Election week threats part of a long, bloody history

Election night, Lowndes County, Ala., Nov. 8, 1966.

Here is what’s happening in the ramp-up to the “democratic” midterm elections.

Every few minutes during the World Series baseball games, hate ads were run against migrants, trans people, Black people. These were bankrolled by “Citizens for Sanity,” an extreme right-ring group whose funders range from a Schlitz beer heir to a Silicon Valley tycoon.

Right-wing conspiracy theorists have staked out drop-off ballot boxes in Arizona. Armed and wearing military-style tactical gear, they stopped and threatened voters. A federal judge ruled this did not “fall into any traditionally recognized category of voter intimidation.” (huffpost.com, Oct. 28)

Clearly this judge ignored the history of voting in the United States — the ugly, racist, violent, deadly denial and suppression of voting rights of oppressed people and people of color.

In the aftermath of the genocidal theft of Indigenous lands, the U.S. powers-that-be fought from the beginning to limit who could vote. In the 1780s, that generally included only property-owning or tax-paying white males, about 6% of the population. No enslaved people and no women had the legal right to vote. Through immense mass struggle to gain Constitutional Amendments, African American men won the vote in 1870, women in 1920.

For 10 years after the end of the Civil War and the emancipation of enslaved people, there was battle after battle in the countryside and small towns of the South. The African American population, and some white allies, fought to liberate the land they had worked for generations as forced labor, for no wages and in chains.

Winning the right to vote — on which local self-government was based — was essential to this struggle. With every act toward that freedom, people risked life and limb. One witness recounted seeing Black voters in Mississippi marching to the polls “after the manner of soldiers, armed with clubs and sticks, some of them with old swords and pieces of scythe blades.” ​​(James Allen, “Reconstruction: the Battle for Democracy 1865-1876”)

But voting rights continued to be denied widely by white supremacists and capitalist bosses.
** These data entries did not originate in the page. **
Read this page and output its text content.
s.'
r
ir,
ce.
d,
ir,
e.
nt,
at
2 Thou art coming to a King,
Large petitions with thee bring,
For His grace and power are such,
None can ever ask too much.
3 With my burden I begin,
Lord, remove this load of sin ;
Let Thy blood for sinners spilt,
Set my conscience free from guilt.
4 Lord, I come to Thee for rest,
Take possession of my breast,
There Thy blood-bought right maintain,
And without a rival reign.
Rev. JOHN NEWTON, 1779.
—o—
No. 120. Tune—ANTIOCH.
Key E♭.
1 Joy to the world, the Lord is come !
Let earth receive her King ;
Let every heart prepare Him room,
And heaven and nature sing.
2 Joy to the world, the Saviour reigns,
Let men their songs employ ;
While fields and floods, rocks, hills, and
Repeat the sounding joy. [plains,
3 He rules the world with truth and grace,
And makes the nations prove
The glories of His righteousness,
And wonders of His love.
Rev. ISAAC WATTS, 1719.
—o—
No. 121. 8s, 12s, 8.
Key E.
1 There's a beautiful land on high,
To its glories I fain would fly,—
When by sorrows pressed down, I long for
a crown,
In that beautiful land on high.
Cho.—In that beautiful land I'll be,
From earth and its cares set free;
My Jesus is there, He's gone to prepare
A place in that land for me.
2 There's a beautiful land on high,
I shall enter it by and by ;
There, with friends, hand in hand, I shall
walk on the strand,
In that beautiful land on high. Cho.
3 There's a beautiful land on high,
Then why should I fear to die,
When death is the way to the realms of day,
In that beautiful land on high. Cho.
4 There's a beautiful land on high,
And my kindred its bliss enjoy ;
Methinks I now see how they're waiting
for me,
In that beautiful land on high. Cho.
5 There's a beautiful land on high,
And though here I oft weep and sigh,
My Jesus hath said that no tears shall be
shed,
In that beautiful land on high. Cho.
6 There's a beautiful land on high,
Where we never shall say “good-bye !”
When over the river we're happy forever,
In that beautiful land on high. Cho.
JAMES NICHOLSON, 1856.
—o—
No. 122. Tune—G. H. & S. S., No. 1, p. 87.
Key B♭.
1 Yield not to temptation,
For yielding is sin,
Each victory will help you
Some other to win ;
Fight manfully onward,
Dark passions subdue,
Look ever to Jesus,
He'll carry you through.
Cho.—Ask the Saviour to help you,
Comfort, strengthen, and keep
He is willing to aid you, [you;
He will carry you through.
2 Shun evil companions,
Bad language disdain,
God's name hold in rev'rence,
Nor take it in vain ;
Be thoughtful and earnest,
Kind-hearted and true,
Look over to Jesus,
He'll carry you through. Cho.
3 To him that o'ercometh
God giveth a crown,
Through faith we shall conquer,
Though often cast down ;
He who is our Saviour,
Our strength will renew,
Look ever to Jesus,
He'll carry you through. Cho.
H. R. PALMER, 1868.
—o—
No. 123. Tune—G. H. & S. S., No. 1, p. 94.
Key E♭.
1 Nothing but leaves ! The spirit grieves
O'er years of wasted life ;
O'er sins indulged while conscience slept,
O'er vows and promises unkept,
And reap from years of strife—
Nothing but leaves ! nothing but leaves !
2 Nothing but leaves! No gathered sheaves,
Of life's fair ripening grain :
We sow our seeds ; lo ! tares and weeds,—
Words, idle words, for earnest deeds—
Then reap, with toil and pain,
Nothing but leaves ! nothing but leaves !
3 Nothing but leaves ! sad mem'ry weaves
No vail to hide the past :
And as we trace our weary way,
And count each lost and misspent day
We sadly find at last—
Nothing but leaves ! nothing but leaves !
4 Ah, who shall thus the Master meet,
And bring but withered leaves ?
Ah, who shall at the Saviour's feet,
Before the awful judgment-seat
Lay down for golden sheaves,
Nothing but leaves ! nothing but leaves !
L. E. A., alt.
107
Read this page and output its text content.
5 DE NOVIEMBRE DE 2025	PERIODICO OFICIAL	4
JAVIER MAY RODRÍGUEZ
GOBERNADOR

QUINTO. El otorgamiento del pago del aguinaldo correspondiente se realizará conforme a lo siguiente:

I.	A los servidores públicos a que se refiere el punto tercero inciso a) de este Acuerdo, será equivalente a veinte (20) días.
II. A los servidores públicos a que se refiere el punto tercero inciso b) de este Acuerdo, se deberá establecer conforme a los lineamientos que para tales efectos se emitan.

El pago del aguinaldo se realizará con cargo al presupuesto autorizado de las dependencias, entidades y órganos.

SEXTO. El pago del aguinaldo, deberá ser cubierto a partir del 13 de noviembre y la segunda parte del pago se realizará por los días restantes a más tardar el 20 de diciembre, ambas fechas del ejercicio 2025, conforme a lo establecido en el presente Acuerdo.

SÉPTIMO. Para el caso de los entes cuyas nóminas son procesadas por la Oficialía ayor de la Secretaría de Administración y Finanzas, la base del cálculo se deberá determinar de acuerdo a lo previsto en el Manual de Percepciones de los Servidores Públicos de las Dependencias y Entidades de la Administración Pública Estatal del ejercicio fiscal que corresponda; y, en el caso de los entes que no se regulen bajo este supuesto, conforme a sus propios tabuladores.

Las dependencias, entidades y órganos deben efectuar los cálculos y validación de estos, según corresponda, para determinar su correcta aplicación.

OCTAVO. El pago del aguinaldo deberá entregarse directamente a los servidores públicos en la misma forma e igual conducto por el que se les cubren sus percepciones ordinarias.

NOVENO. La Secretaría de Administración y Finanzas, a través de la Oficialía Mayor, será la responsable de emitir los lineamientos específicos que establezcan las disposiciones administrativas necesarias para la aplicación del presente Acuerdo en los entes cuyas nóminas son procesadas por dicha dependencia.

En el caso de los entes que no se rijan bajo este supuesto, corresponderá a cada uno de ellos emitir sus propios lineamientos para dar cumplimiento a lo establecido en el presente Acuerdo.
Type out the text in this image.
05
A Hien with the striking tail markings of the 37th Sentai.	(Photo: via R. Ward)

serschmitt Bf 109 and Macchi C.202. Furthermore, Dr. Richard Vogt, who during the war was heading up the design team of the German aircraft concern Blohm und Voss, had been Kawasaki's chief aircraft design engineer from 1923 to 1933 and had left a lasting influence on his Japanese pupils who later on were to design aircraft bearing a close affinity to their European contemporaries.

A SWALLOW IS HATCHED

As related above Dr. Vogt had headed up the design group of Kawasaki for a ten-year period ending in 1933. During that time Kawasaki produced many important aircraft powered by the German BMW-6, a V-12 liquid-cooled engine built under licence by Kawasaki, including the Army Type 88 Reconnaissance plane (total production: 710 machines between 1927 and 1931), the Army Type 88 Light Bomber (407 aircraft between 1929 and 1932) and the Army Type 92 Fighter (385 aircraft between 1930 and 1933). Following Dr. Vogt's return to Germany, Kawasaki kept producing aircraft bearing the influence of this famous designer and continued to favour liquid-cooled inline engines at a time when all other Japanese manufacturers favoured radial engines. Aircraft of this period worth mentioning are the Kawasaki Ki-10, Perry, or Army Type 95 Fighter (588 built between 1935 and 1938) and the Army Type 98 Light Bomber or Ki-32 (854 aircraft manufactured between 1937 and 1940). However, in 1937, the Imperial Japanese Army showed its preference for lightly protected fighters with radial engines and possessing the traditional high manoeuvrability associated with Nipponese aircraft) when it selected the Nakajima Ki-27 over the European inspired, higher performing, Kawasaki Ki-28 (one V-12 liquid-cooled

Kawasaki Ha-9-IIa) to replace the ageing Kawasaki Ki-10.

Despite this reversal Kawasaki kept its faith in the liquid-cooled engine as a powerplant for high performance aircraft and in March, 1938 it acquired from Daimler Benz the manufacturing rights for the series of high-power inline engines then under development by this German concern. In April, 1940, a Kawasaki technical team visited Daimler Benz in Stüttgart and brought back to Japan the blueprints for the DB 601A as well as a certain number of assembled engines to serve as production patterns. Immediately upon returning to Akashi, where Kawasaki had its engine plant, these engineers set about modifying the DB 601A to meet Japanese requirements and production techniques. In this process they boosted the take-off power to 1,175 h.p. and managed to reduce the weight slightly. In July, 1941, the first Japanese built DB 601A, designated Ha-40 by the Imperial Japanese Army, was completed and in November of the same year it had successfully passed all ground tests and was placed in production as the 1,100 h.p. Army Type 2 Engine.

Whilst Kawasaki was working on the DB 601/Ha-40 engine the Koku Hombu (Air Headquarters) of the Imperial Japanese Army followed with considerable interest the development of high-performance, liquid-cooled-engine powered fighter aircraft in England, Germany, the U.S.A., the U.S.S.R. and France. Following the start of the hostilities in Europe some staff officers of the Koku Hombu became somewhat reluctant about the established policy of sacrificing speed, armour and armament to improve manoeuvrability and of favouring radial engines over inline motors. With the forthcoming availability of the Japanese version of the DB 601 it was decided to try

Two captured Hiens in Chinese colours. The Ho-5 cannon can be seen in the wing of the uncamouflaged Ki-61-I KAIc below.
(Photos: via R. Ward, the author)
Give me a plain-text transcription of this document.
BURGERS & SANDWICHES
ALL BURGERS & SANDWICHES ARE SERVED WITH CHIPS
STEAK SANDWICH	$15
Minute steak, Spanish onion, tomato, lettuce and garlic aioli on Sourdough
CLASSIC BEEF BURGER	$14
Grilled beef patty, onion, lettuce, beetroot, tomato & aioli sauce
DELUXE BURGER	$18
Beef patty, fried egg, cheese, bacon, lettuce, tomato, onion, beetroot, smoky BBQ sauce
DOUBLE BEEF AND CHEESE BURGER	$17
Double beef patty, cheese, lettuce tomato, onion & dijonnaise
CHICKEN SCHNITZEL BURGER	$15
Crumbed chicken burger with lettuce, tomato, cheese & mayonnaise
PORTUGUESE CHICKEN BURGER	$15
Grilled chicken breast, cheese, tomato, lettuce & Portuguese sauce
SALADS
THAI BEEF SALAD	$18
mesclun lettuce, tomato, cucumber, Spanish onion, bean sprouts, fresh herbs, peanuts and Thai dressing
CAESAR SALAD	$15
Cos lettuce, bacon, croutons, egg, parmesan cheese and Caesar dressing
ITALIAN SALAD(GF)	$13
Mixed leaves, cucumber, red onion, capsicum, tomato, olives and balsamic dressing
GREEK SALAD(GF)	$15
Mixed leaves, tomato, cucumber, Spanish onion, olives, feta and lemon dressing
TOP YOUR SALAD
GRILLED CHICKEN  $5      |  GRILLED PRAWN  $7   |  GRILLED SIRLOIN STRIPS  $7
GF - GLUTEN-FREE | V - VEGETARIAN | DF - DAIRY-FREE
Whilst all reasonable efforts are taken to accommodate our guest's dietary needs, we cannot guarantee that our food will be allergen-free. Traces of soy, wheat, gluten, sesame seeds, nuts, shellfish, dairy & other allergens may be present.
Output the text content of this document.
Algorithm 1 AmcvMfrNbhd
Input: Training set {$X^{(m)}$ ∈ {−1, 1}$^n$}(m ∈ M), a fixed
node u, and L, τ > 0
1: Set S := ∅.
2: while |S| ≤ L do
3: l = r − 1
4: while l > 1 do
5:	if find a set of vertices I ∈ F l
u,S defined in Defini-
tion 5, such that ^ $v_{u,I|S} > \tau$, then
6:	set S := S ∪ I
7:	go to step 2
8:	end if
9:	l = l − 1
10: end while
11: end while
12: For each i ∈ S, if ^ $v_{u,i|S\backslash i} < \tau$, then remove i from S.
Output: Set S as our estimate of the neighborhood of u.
Starting after the Civil War, specific laws — literacy tests, poll taxes, Jim Crow laws — were passed to keep oppressed people from voting.

Vigilante and state forces threatened ordinary working people at the polls with violent intimidation and arrests, sometimes with lynching.

Only through massive civil disobedience and the bloody sacrifice of many lives did the Black-led Civil Rights Movement of the 1950s and 1960s ultimately win the Voting Rights Act of 1965 — a law that is now being systematically dismantled by racist reactionaries.

Though this country calls itself a democracy, it is in fact a capitalist democracy. All debate and decisions in the U.S. elections are subordinated to money and power — and that includes the right to vote.

Poor people, workers, women and gender-variant people, people of color, migrants, people with disabilities will never be truly represented through the election system of a capitalist democracy.

In a bourgeois election in the U.S., the right wing of the ruling class pushes propaganda as far to the right as possible, in order to split and intimidate people. And whoever gets elected will ultimately carry out war and class repression to benefit the ruling class. This is what bourgeois elections are.

We defend the right to vote in elections — just as we defend the right to vote for a union at a workplace — as a basic act of self-defense by working people and oppressed people.

But in the barrage of election propaganda, the hate-filled ads, the intimidation at the ballot box, this is the crucial question:

For the last 350 years in the U.S., what class has been killing and enslaving people, in both chattel slavery and wage slavery? Taking their land, kidnapping them from their homes, refusing to pay any wages or any livable wages, sacrificing people at work to injury, illness, danger, ordering the Klan or the cops to kill them if they rebel or strike, refusing health care or housing, degrading the environment until we are in climate crisis, or —

You add your own indictment to this list. You know that the answer to the violence being done will not come from a few minutes at the ballot box. We must answer with lifelong dedication to build a new system of mutual aid: socialism.